Order, Supreme Court, Bronx County (Sallie Manzanet, J.), entered on or about September 19, 2002, which granted plaintiff's motion to compel an authorization for defendant Irving Baron's pharmaceutical records for any medications he was taking at the time of the accident giving rise to this personal injury action, as ordered by same court and Justice, dated May 29, 2002, unanimously reversed, on the law, without costs, and the motion denied.
CAROL R. FINOCCHIO, for Defendants-Appellants.
Before: Mazzarelli, J.P., Saxe, Sullivan, Williams, JJ.

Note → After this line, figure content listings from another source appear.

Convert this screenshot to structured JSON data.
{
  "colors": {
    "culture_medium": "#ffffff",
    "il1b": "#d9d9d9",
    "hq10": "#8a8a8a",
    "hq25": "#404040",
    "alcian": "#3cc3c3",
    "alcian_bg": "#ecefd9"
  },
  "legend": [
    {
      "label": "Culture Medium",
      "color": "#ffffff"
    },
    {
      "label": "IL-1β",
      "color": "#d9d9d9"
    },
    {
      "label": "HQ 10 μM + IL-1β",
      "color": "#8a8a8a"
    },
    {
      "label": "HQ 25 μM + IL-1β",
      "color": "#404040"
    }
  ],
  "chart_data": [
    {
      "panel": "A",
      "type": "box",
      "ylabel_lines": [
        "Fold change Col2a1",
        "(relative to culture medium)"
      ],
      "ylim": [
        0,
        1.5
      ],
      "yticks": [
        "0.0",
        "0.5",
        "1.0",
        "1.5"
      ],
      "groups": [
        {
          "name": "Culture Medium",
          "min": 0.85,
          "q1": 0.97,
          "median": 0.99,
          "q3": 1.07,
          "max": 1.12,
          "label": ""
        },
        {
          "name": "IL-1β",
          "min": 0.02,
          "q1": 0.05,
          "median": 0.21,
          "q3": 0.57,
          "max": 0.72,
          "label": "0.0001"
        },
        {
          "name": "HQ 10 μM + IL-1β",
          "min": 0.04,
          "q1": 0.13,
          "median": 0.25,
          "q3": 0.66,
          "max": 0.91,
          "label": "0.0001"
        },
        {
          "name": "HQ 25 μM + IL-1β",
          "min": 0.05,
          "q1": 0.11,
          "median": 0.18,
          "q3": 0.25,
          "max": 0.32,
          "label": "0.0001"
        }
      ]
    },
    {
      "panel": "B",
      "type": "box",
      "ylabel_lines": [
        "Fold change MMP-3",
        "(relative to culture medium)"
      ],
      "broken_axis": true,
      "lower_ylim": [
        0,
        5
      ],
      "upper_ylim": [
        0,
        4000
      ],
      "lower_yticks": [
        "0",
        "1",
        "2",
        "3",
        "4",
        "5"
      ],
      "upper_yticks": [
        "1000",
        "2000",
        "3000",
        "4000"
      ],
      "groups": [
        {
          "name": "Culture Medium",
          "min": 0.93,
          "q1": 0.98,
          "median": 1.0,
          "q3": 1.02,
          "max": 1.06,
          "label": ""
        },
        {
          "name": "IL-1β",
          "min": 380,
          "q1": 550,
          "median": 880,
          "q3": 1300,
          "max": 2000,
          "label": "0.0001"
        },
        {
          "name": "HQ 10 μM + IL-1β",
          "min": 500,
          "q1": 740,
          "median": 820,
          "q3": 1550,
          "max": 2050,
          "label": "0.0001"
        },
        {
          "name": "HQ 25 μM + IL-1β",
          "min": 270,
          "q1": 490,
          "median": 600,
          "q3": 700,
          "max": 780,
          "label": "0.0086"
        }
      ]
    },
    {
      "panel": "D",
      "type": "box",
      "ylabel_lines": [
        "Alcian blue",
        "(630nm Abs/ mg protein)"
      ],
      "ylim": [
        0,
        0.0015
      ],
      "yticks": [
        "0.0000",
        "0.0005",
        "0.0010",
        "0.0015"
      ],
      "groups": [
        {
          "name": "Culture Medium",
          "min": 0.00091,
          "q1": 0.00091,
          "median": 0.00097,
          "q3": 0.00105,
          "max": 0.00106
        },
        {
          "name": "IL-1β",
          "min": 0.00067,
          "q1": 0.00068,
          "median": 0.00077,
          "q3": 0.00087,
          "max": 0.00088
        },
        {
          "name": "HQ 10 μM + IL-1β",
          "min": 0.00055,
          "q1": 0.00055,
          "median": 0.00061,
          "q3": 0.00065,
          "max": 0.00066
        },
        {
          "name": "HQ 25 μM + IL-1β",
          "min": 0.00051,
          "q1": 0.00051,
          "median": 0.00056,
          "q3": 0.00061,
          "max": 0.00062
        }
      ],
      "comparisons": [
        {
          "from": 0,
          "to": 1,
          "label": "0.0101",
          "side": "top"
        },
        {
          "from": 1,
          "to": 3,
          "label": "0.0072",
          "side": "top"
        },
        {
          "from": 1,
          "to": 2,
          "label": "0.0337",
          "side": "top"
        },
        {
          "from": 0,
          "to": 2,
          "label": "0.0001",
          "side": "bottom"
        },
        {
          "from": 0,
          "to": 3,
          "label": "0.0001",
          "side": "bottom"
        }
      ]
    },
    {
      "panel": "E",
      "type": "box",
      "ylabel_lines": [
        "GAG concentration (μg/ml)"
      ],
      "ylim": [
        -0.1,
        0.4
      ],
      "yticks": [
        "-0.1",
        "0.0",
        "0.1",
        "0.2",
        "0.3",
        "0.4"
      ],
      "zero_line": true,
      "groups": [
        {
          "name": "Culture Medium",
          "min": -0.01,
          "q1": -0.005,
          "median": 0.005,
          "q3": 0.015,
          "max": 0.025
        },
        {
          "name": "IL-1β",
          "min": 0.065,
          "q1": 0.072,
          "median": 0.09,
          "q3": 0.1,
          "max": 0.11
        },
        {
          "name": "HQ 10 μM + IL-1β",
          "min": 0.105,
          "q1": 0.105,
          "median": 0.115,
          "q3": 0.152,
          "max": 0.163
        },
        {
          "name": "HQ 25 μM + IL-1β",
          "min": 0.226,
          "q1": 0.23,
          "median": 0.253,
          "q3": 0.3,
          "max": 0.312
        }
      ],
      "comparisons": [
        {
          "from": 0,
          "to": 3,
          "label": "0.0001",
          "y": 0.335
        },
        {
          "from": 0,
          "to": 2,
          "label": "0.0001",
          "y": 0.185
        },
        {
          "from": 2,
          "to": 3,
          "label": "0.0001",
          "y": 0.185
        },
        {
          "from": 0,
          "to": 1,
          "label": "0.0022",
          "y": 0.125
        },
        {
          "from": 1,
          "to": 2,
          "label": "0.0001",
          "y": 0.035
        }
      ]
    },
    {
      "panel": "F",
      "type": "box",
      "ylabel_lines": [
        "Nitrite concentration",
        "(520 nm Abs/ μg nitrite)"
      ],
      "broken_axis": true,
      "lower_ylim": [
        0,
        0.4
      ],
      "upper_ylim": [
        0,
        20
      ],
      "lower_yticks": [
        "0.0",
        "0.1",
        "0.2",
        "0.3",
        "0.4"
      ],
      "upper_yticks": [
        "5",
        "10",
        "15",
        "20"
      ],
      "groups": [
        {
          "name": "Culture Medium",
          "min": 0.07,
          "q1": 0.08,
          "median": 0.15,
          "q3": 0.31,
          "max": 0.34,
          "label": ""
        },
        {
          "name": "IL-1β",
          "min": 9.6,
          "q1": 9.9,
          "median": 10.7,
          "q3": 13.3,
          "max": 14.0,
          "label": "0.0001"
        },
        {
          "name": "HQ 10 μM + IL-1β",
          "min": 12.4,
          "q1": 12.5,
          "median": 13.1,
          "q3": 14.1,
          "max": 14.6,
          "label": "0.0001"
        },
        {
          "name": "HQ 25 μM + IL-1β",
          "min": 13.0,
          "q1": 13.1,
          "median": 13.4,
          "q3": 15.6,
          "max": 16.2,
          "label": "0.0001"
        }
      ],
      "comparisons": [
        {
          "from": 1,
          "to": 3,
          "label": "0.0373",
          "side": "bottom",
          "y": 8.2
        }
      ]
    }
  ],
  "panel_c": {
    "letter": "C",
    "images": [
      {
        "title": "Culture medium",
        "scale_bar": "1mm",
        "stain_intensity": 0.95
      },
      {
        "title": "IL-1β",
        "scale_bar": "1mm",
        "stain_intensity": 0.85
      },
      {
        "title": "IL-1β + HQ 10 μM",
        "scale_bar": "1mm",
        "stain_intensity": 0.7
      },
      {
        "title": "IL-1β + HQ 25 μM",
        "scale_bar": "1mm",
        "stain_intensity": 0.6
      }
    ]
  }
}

The court erred in granting the motion, in that it ignored the mandate of CPLR 3121(a), which requires that in order for a party to obtain discovery of records relating to another party's physical or mental condition, the moving party, plaintiff here, must first demonstrate that the other party has affirmatively placed his or her physical or mental condition in controversy (Dillenbeck v. Hess, 73 N.Y.2d 278, 287; Koump v. Smith, 25 N.Y.2d 287, 294). Defendant's denial of the allegations in the complaint did not constitute waiver of his physician-patient privilege (Dillenbeck, 73 N.Y.2d at 287-288; Koump, 25 N.Y.2d at 294).
THIS CONSTITUTES THE DECISION AND ORDER OF THE SUPREME COURT, APPELLATE DIVISION, FIRST DEPARTMENT.